Pal Susovan, Woods Roger P, Panjiyar Suchit, Sowell Elizabeth, Narr Katherine L, Joshi Shantanu H
UCLA Brain Mapping Center, University of California, Los Angeles, Los Angeles, CA, USA.
Department of Computer Science, University of California, Los Angeles, Los Angeles, CA, USA.
Conf Comput Vis Pattern Recognit Workshops. 2017;2017:726-734. doi: 10.1109/CVPRW.2017.102. Epub 2017 Aug 24.

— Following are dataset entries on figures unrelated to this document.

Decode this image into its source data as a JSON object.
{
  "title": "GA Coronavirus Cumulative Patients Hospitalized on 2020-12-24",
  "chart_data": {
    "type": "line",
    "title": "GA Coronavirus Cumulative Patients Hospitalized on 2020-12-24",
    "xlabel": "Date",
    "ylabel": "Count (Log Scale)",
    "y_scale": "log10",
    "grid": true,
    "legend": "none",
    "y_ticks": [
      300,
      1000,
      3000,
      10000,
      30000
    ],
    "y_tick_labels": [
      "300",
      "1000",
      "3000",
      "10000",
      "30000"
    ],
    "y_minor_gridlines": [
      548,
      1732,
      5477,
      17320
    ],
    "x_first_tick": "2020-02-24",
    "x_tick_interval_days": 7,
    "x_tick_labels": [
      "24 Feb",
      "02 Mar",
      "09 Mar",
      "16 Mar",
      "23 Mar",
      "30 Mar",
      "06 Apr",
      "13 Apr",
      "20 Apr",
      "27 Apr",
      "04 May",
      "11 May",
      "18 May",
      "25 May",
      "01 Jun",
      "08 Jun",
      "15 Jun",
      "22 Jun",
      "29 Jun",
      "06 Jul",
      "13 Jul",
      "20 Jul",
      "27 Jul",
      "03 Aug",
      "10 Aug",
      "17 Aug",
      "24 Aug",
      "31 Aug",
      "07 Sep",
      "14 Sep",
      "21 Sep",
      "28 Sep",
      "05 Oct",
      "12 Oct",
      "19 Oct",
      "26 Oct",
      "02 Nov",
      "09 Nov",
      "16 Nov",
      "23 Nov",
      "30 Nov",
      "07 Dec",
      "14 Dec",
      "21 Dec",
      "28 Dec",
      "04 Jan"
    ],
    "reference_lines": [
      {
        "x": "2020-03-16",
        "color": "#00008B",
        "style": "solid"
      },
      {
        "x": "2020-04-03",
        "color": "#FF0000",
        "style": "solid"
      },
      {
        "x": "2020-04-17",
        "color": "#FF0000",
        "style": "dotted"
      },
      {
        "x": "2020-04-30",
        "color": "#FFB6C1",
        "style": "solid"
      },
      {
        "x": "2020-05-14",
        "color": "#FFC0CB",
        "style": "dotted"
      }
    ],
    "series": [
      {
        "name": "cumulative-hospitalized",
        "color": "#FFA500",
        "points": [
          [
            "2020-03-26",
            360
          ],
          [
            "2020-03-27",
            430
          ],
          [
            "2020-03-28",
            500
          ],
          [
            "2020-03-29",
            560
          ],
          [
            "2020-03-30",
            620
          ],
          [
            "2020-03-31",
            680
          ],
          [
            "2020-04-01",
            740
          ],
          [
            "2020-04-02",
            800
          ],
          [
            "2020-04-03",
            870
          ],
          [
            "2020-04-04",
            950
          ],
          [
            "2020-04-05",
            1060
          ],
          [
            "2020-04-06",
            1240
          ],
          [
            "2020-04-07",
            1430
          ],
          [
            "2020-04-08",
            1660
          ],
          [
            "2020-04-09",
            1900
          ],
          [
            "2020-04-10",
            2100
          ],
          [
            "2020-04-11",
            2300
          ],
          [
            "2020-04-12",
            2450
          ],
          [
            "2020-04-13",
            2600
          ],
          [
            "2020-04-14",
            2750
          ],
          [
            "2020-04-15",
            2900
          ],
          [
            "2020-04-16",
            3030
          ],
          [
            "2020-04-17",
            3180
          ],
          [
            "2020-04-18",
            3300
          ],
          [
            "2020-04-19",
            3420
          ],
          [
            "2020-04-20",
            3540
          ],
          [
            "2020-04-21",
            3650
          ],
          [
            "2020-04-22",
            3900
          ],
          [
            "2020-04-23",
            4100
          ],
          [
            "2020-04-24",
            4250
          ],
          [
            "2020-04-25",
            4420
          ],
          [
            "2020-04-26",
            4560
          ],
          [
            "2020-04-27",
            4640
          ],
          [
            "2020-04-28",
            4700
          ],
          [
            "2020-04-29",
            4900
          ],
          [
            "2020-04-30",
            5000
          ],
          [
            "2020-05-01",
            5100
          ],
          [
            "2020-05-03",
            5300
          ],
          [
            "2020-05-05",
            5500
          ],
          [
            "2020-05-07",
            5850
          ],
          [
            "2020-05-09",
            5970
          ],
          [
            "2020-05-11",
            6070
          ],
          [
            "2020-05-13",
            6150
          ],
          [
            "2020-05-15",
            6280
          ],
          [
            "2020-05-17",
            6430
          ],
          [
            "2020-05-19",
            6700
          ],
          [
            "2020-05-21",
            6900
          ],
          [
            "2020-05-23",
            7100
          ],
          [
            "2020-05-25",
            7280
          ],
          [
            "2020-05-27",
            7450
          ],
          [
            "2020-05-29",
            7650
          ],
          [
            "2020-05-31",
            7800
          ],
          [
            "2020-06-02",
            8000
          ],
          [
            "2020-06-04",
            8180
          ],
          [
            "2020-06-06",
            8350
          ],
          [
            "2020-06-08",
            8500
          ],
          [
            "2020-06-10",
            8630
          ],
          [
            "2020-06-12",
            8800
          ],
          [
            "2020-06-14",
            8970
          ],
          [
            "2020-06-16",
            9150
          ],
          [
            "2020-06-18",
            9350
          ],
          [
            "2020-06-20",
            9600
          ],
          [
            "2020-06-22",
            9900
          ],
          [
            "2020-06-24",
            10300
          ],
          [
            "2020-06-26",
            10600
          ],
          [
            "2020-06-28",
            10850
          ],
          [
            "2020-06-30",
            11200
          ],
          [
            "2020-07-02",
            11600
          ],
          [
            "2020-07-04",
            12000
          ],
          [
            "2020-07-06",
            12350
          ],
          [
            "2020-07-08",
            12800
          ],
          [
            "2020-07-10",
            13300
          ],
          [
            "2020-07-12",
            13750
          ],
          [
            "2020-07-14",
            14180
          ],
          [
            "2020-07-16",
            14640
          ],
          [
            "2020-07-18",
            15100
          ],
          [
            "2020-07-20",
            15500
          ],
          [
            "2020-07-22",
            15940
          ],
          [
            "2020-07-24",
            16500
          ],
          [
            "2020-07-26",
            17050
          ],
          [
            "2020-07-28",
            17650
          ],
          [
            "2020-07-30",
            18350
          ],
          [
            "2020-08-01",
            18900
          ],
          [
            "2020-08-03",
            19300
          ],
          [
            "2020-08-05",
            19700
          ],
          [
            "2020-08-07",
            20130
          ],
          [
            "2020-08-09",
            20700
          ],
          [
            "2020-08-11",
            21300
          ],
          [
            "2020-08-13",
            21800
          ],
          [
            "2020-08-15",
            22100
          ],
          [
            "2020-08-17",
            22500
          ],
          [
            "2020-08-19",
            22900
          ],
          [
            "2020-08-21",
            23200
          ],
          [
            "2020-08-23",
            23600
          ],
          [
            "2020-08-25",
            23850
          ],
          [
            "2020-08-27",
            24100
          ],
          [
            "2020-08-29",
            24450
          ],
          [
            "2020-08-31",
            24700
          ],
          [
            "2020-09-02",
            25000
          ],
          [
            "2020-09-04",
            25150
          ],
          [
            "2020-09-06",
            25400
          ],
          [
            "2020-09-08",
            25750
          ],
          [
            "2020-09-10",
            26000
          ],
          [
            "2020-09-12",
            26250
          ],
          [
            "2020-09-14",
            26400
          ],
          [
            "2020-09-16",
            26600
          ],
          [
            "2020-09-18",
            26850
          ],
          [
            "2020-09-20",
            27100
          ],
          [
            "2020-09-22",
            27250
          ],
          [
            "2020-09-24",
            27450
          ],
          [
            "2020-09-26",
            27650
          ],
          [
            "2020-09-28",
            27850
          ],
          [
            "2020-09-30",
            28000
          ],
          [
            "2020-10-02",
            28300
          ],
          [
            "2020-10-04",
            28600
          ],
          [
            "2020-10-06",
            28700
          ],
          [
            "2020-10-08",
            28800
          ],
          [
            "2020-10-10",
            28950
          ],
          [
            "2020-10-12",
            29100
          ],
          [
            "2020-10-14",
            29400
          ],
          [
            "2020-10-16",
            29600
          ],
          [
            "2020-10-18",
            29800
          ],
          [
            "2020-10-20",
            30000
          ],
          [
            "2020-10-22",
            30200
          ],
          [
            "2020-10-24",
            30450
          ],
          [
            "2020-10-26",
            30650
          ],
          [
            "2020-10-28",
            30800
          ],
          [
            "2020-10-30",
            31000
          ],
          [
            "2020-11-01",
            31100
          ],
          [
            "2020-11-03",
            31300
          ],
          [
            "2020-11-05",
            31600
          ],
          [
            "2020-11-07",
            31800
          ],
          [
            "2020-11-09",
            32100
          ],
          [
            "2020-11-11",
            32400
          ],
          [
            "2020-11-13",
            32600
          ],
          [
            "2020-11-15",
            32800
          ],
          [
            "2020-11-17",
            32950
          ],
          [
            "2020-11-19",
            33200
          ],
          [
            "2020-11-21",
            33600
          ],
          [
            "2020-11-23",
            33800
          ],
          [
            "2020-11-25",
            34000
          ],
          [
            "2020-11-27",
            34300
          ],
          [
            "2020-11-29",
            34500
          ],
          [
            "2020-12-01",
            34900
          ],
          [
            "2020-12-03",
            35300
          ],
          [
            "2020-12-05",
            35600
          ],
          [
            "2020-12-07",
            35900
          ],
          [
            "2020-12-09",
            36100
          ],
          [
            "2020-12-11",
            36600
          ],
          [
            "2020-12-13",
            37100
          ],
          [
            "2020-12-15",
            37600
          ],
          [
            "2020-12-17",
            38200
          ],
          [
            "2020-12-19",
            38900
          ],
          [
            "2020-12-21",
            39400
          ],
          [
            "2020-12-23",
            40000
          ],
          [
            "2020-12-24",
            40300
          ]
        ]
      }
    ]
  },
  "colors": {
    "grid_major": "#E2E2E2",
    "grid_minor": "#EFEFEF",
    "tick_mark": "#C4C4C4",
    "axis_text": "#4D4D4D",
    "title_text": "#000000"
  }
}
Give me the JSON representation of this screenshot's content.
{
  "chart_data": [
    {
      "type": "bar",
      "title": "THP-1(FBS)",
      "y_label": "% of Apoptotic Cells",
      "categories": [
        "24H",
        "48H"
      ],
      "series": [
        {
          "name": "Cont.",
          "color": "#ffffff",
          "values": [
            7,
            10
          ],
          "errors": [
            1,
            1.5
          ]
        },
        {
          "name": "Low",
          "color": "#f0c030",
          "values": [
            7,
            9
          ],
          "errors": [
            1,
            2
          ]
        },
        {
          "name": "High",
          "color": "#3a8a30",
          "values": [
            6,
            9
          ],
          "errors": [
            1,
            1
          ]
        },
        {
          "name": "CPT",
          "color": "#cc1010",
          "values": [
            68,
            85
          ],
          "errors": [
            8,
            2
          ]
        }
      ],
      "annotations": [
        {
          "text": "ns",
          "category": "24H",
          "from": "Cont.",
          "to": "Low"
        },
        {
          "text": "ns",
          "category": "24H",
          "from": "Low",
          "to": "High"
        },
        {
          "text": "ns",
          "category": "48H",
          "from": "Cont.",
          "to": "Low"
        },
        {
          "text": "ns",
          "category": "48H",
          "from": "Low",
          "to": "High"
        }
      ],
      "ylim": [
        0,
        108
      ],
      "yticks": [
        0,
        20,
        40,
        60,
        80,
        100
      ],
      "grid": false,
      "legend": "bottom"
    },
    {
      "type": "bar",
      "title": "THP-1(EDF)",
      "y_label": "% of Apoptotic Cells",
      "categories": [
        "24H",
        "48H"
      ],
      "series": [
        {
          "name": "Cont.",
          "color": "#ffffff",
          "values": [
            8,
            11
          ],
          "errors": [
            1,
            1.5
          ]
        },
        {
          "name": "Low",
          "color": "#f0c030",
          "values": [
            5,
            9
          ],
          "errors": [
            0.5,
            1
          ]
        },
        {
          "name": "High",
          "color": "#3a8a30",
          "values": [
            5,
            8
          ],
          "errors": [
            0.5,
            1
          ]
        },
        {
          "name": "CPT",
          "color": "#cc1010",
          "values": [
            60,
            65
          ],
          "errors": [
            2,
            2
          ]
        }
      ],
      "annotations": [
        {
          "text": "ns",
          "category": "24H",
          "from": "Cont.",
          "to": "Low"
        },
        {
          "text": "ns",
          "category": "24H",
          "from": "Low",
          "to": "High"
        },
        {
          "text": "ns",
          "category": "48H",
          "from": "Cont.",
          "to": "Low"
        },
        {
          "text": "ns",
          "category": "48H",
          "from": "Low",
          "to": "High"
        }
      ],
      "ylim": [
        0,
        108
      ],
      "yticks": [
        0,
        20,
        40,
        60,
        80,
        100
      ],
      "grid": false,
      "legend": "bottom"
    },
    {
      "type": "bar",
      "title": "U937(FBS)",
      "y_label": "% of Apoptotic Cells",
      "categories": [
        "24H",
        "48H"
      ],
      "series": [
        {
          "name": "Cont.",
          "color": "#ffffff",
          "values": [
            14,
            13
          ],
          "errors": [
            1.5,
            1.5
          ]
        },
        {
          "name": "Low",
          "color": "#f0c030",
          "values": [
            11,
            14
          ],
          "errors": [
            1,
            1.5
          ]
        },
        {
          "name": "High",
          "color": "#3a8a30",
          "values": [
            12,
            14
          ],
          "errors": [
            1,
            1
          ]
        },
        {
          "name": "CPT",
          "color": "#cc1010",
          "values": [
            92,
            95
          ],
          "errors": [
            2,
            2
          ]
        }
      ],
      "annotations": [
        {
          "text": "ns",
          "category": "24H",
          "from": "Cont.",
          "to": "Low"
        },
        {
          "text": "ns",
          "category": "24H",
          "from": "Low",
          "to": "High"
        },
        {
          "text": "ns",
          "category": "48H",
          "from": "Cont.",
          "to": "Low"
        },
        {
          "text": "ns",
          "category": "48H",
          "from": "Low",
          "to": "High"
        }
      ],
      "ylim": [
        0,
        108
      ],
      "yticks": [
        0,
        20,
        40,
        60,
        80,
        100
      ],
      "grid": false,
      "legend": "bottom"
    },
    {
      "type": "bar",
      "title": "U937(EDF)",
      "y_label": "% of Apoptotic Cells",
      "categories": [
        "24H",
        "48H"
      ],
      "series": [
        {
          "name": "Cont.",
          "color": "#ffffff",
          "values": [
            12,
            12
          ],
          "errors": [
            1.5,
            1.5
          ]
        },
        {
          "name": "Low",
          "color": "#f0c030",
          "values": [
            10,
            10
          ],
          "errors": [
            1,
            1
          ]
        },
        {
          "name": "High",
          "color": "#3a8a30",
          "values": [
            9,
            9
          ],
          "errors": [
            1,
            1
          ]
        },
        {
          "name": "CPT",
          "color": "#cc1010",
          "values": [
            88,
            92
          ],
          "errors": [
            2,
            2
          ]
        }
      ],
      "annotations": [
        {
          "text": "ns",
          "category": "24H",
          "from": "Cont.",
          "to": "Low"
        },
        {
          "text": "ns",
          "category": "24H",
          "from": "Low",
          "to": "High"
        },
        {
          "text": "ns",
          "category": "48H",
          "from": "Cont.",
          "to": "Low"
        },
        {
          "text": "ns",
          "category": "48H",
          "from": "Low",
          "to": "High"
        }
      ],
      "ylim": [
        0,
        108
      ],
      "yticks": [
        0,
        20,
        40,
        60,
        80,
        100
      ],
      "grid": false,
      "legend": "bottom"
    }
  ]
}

We present a Riemannian framework for linear and quadratic discriminant classification on the tangent plane of the shape space of curves. The shape space is infinite dimensional and is constructed out of square root velocity functions of curves. We introduce the notion of mean and covariance of shape-valued random variables and samples from a tangent space to the pre-shapes (invariant to translation and scaling) and then extend it to the full shape space (rotational invariance). The shape observations from the population are approximated by coefficients of a Fourier basis of the tangent space. The algorithms for linear and quadratic discriminant analysis are then defined using reduced dimensional features obtained by projecting the original shape observations on to the truncated Fourier basis. We show classification results on synthetic data and shapes of cortical sulci, corpus callosum curves, as well as facial midline curve profiles from patients with fetal alcohol syndrome (FAS).
我们提出了一种用于曲线形状空间切平面上线性和二次判别分类的黎曼框架。形状空间是无限维的,由曲线的平方根速度函数构建而成。我们引入了形状值随机变量以及来自预形状切空间(平移和缩放不变)样本的均值和协方差的概念,然后将其扩展到全形状空间(旋转不变)。总体的形状观测值由切空间傅里叶基的系数近似表示。然后,使用通过将原始形状观测值投影到截断傅里叶基上获得的降维特征来定义线性和二次判别分析算法。我们展示了在合成数据、皮质沟回形状、胼胝体曲线以及胎儿酒精综合征(FAS)患者面部中线曲线轮廓上的分类结果。